Выбрав несколько платьев, я отправляюсь в примерочную. Освободившись от свитера и джинсов и облачившись в изящный шелк, облегающий мое стройное тело, долго смотрю на свое отражение. Не верится, что это я. Когда-то меняла гардероб каждую неделю. В одном и том же не выходила дважды. Знаю, что даже Ольга подворовывала, потому что я не считала, сколько у меня нарядов. Я в них тонула.

— Элечка, ну как? Можно посмотреть? — Няня приоткрывает ширму и окидывает меня восхищенным взглядом. — Какая же ты красавица!

— Красное… Не броско?

— Ты же любишь быть в центре внимания.

— Любила, — вздыхаю с огорчением и снимаю платье.

Примеряю другое — фиалковое. С открытыми плечами и пышным низом выше колена. Кокетливое. Милое.

— Это лучше, правда? — спрашиваю, уже воодушевившись.

— Они оба тебе идут.

Ладонями вожу по гладкой ткани и предвкушаю, как ошеломлю Никиту. У меня и туфли подходящие есть. И клатч. И украшений гора.

— Спросим мужское мнение? — осторожно интересуется няня.

— Чье?

— Самира? Пусть скажет, какое лучше.

Еще бы я с его мнением не считалась! Все равно куплю оба! Белое даже примерять не буду. Не невеста же.

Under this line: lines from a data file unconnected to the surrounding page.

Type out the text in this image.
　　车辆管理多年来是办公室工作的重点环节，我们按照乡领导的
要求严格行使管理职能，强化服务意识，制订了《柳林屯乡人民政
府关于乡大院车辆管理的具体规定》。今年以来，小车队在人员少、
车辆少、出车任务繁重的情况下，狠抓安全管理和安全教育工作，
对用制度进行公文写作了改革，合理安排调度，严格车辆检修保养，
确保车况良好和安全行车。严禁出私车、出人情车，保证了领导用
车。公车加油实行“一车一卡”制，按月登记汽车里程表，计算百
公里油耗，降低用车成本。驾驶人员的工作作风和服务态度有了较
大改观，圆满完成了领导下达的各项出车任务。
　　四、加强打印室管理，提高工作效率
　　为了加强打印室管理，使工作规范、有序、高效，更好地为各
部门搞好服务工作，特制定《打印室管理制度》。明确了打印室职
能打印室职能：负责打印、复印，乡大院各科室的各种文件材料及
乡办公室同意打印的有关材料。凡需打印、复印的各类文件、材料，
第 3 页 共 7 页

Тянусь к молнии сбоку, и вдруг меня осеняет. Этого Самира ничем из равновесия не вывести. Думает, не справлюсь с ним. Не придумаю, как на место поставить. Ох, и плохо же он меня знает!

— А позови его! — соглашаюсь с няней.

Кивнув, она мчится в торговый зал, а я задергиваю ширму и быстро снимаю платье. Остаюсь лишь в белоснежном кружевном белье. Фигура у меня даже после похудения аппетитная. На вечеринках у бассейна все парни были моими. Трудно отвести взгляд от упругого животика, аккуратной высокой груди и крутых бедер. Еще труднее, когда знаешь, что все это под строжайшим запретом. Вот пусть и Самир дар речи потеряет. Тронуть меня не посмеет, зато впредь будет вспоминать это всякий раз, когда на меня взглянет. Все его разговорчики сразу к минимуму сведутся, и смелости убавится.

Приближающиеся мерные шаги останавливают мое сердце. Замираю, уставившись на свое отражение. Жду. Дышать перестаю. Грудь от волнения капканом сдавливает.

Ширма отодвигается рывком, но мне удается сохранить холодный самоконтроль. Не вздрагиваю. Молча и вызывающе смотрю на отражение Самира. На его лицо, приобретшее маску парафиновой текстуры.

Он сглатывает. Кадык взметается вверх и опускается. В глазах загораются огни. Осоловелый взгляд скользит по моей спине и бедрам, грузно поднимается и цепляется за отражение груди.

Стою, не двигаясь и молясь, чтобы ушел. Уволился. Уехал. Исчез. Потому что до греха доводит. Электризует меня. Покой рушит.